New data from a consumer confidence survey conducted by EY reveals that Germany is facing a period of economic caution and concern about household well-being. The findings indicate that households are increasingly vigilant about their finances as utility costs rise and living expenses climb across the board. The survey paints a picture of careful budgeting now, with many families prioritizing essential expenses and looking for savings where possible.
The report highlights a shift toward saving driven by perceptions of ongoing price pressures. As electricity bills surge and everyday goods become more expensive, many Germans are adjusting their financial behavior to weather the cost of living spike. This shift toward precautionary saving underscores a broader anxiety about future financial stability and the capacity to absorb shocks from future price movements.
In terms of sentiment, the survey shows that a meaningful portion of respondents view their current financial situation less favorably than at any point in recent memory. A significant share expresses pessimism about what lies ahead, with concerns about income, debt, and overall economic security weighing on judgments about the near and medium-term horizon. This mood reflects a heavy strain on household budgets and the perceived durability of wages in the face of rising costs.

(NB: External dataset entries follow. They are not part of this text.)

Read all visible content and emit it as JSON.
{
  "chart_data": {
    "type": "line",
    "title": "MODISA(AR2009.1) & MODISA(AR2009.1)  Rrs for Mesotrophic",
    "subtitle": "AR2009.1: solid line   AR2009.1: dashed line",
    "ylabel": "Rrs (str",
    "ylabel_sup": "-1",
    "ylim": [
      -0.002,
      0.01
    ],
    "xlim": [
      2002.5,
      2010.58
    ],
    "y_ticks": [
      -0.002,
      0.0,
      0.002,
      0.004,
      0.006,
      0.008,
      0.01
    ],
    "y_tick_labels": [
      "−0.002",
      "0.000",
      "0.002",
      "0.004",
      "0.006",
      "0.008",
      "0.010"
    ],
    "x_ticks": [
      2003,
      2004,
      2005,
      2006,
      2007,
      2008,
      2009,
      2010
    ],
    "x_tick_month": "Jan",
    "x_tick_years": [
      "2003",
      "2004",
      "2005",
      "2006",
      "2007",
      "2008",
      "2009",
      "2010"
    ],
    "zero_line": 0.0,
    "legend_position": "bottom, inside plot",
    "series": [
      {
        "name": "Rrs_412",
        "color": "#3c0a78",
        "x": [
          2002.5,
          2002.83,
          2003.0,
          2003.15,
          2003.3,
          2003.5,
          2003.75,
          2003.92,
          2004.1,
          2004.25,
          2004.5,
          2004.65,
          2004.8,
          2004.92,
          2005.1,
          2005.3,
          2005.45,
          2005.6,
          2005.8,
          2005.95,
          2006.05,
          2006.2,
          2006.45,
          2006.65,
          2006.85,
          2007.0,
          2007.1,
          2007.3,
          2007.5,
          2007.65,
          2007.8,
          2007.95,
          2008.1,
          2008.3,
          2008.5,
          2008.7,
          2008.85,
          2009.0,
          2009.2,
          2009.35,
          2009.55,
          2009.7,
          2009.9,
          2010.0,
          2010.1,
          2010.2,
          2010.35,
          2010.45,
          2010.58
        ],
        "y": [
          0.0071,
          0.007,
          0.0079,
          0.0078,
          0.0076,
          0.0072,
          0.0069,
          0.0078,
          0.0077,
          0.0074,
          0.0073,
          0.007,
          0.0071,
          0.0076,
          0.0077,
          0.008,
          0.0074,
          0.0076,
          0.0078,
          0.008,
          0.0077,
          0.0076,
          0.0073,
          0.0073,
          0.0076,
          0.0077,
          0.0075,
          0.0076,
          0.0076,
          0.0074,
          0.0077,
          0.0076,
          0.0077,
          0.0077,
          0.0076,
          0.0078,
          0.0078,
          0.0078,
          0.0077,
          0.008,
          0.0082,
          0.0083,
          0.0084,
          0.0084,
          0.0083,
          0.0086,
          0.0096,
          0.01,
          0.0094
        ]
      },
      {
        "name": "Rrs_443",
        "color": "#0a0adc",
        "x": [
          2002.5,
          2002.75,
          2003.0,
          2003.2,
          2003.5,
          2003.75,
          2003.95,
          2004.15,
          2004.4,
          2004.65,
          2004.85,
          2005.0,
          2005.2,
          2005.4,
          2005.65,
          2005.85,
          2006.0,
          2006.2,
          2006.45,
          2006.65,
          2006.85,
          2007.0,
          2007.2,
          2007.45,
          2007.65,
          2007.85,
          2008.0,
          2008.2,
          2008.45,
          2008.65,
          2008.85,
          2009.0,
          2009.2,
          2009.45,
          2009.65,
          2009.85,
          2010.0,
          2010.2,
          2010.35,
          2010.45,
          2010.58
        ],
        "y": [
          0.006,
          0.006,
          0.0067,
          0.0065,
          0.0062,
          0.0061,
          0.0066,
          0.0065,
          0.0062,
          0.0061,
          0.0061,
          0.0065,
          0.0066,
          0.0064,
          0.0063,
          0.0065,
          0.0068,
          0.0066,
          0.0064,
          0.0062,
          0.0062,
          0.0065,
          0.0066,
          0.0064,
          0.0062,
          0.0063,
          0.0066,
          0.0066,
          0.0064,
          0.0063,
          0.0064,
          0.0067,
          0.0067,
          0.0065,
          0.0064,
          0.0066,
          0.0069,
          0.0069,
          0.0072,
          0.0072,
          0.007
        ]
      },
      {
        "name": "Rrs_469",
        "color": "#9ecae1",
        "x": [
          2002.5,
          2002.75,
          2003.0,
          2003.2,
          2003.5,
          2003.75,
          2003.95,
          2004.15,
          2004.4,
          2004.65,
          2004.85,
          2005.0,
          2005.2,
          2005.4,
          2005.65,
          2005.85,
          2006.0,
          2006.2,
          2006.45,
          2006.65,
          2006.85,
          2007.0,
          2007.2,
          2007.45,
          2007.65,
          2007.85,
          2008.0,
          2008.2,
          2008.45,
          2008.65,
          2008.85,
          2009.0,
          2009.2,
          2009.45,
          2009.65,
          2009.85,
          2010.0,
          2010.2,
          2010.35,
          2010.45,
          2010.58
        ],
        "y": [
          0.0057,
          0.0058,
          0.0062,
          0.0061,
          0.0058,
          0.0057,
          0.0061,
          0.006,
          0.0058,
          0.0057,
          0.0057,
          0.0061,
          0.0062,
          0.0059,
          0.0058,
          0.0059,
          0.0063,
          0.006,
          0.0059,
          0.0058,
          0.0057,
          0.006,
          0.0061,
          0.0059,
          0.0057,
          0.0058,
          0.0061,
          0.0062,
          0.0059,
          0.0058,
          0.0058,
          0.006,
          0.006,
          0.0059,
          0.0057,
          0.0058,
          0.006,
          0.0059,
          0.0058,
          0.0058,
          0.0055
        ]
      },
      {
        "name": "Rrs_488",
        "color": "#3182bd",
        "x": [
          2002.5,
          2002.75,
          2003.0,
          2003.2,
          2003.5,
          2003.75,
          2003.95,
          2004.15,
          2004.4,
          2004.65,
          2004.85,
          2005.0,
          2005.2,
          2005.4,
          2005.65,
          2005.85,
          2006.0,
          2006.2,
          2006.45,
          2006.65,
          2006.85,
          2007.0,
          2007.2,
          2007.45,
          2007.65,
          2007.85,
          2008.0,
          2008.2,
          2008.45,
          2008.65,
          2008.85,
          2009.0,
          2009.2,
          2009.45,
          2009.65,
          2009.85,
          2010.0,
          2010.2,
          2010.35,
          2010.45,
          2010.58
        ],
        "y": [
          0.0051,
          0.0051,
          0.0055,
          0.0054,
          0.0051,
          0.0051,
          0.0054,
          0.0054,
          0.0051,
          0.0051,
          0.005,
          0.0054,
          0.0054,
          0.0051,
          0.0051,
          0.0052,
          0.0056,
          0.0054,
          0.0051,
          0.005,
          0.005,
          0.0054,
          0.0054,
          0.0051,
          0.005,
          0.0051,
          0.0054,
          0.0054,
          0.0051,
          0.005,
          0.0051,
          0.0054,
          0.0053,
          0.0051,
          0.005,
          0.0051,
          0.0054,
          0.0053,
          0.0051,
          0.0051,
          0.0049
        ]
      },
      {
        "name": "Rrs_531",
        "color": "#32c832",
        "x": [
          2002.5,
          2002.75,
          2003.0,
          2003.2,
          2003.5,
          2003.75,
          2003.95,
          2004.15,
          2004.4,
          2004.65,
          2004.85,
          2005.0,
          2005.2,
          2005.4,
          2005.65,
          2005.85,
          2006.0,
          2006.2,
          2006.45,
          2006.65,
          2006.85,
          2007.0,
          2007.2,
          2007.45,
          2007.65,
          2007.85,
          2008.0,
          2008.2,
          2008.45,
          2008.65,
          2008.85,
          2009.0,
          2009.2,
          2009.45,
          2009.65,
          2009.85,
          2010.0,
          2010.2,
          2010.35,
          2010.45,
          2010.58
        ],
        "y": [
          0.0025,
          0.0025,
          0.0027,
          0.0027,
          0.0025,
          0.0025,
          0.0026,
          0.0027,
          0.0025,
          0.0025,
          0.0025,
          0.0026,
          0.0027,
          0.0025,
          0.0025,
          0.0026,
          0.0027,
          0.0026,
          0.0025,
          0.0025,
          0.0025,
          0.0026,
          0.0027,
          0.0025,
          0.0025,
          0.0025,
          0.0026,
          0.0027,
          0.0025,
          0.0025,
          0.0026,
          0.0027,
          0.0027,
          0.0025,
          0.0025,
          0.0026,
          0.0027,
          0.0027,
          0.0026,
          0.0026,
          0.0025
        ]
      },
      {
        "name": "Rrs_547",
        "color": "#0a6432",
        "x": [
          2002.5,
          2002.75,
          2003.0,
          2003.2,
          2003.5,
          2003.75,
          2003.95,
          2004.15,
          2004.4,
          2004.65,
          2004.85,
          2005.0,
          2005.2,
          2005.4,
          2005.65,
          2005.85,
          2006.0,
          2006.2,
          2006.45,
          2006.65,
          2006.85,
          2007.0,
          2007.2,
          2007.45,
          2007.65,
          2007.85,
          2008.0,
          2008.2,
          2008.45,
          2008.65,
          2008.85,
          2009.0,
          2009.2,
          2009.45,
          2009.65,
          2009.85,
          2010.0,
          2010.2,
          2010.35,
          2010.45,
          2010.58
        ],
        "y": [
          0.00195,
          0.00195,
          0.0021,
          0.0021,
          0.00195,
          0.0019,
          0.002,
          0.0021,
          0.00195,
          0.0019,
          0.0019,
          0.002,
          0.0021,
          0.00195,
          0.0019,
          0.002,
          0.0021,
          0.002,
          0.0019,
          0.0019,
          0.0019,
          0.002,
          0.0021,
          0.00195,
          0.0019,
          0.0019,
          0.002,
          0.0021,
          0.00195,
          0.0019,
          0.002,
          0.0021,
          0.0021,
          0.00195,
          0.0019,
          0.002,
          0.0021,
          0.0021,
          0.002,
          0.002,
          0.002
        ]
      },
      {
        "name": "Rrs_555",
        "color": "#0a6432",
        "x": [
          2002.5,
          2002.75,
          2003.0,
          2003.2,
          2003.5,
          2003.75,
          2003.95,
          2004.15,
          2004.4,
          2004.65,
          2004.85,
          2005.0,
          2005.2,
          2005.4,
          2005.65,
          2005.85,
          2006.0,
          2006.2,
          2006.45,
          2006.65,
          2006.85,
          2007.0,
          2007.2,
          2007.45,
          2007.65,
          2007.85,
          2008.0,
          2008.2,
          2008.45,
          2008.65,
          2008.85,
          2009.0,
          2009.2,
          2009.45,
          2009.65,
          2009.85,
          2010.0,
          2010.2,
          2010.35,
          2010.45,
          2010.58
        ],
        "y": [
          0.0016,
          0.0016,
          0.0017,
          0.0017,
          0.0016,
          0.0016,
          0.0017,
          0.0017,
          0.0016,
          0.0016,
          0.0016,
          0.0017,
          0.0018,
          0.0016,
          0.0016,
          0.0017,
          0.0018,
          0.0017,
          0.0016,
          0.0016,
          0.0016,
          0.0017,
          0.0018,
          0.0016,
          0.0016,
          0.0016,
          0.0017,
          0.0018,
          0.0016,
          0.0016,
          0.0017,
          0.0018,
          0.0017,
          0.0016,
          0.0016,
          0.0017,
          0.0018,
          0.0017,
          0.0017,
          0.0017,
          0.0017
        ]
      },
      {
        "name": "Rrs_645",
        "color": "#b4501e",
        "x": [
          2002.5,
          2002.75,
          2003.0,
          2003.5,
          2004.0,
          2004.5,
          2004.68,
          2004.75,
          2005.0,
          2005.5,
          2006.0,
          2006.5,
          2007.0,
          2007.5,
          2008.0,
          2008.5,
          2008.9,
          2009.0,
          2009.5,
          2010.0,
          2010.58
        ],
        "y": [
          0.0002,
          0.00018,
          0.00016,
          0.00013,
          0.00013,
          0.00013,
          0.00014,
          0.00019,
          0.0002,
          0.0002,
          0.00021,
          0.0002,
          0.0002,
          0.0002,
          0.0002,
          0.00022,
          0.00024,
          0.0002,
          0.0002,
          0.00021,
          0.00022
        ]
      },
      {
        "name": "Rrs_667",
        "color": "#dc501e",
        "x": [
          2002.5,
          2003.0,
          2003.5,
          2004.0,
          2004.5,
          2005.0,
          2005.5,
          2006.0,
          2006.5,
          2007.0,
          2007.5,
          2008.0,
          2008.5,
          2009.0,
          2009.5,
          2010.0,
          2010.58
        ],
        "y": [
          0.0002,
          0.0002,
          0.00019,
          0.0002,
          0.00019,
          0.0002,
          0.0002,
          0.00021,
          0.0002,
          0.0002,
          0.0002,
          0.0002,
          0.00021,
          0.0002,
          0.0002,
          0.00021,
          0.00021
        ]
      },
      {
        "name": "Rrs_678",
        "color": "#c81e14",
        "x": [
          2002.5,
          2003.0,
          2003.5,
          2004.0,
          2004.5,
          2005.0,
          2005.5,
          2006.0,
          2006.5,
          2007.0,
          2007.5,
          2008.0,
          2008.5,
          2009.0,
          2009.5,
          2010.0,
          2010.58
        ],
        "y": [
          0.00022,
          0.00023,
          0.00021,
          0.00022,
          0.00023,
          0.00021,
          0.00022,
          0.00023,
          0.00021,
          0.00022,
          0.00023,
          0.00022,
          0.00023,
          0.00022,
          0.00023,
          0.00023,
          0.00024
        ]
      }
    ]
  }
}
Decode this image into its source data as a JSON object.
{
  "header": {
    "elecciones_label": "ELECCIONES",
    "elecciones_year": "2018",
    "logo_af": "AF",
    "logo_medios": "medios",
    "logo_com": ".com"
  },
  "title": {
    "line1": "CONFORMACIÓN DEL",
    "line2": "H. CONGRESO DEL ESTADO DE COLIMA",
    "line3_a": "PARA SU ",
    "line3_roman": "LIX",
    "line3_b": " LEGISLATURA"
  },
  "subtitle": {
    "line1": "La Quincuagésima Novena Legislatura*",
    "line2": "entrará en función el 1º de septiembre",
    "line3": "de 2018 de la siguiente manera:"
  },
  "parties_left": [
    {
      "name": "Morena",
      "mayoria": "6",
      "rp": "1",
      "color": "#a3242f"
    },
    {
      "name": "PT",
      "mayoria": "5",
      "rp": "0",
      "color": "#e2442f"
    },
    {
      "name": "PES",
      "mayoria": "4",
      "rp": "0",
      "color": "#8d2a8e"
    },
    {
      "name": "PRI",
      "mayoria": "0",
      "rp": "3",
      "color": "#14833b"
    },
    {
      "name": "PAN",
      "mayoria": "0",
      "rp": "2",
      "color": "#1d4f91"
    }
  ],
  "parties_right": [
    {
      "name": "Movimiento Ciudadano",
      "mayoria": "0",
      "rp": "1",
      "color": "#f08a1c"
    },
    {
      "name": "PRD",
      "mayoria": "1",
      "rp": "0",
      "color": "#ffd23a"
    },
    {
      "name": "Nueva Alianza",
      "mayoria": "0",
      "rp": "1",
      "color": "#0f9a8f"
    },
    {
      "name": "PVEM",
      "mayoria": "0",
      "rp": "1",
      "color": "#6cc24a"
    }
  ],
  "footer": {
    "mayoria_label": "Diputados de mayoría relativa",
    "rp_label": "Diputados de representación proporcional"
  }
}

There is also a strong expectation among respondents regarding inflation. Former German Finance Minister Christian Lindner has projected that inflation could hover near seven percent for 2023 before easing in the following year. The outlook emphasizes that any protracted period of high price growth would continue to erode purchasing power and complicate financial planning for families and businesses alike.
From a policy perspective, the goal remains to steer inflation toward a more stable, lower path. The consensus among policymakers is that a return to a two percent inflation rate would restore more predictable conditions for investment, savings, and long-term planning. The balance sought is to foster growth while preserving price stability, a combination viewed as essential for sustaining confidence in the economy and the financial resilience of households. Authorities acknowledge that persistent inflation could undermine confidence in markets and the financial system for an extended period, stressing the importance of credible monetary and fiscal strategies to support household budgets and business investment.